Suppose your control condition is 200 seeded and 120 colonies, so PE = 0.60. At 2 Gy, you seed 200 and count 64 colonies. SF2 = 64/(200 × 0.60) = 0.533. At 4 Gy, if you seed 400 and count 38 colonies, SF4 = 0.158. At 6 Gy, seed 800 and count 14 colonies, SF6 = 0.029. This pattern is a typical descending survival trend. In percent mode, those values are 53.3%, 15.8%, and 2.9%. The calculator above automates exactly this workflow and plots the curve immediately.

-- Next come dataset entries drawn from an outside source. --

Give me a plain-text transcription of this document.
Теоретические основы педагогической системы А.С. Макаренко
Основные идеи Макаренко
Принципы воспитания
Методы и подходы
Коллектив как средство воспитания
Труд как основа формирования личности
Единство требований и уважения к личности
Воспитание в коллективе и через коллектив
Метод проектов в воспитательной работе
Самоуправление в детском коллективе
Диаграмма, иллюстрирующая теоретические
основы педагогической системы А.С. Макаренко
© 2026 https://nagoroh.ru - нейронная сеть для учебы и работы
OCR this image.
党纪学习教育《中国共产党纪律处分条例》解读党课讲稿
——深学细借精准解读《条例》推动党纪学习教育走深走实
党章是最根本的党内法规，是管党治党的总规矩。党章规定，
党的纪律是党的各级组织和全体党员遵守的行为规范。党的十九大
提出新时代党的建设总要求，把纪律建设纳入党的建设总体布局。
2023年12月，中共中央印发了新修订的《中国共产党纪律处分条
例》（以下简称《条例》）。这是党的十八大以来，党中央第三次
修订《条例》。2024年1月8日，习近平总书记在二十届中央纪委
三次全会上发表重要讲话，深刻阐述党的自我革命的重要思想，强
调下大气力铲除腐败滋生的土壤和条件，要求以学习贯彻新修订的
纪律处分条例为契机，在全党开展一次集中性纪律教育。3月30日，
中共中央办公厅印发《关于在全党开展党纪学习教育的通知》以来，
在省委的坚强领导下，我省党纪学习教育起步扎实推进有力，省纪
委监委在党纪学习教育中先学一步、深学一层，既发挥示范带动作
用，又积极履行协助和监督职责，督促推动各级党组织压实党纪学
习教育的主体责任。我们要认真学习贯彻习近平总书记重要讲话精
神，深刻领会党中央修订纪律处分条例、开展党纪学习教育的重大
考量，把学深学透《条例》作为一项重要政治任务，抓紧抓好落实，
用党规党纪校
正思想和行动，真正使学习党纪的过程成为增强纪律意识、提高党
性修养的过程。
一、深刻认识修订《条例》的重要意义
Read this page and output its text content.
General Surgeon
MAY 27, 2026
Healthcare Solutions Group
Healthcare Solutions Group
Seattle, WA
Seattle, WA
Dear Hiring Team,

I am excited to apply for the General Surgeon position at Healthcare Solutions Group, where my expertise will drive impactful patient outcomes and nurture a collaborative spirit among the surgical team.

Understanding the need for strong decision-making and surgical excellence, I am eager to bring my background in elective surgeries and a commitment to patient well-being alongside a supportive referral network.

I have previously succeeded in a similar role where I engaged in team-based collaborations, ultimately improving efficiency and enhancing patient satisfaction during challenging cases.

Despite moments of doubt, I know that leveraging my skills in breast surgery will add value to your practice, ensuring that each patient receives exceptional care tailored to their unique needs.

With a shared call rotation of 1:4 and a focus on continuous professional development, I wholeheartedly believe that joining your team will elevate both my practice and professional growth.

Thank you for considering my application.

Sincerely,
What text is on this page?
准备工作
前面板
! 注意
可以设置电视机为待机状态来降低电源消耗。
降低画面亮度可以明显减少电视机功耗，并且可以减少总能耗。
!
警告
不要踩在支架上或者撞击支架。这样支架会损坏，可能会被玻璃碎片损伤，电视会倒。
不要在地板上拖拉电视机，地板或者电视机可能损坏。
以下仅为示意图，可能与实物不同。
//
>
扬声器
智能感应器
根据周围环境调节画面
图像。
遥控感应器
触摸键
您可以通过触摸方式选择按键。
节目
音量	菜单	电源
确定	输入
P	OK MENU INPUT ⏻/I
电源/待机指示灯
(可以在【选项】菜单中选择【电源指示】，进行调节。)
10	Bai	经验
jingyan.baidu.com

Authoritative Learning Sources

• National Cancer Institute (.gov): Radiation therapy fundamentals and biological context
• NCBI Bookshelf (.gov): Foundational radiation biology concepts and dose response principles
• US EPA (.gov): Radiation basics for dose and exposure terminology

Final Takeaway

Accurate plating efficiency and survival fraction calculations turn colony counts into interpretable biology. PE captures baseline clonogenic competence. SF captures treatment effect after normalization. Together they allow meaningful comparison across doses, drugs, and perturbations, and they form the backbone of quantitative clonogenic assay analysis. If your lab standardizes seeding quality, colony counting criteria, and replicate strategy, these two metrics become highly reliable and powerful for translational and mechanistic studies.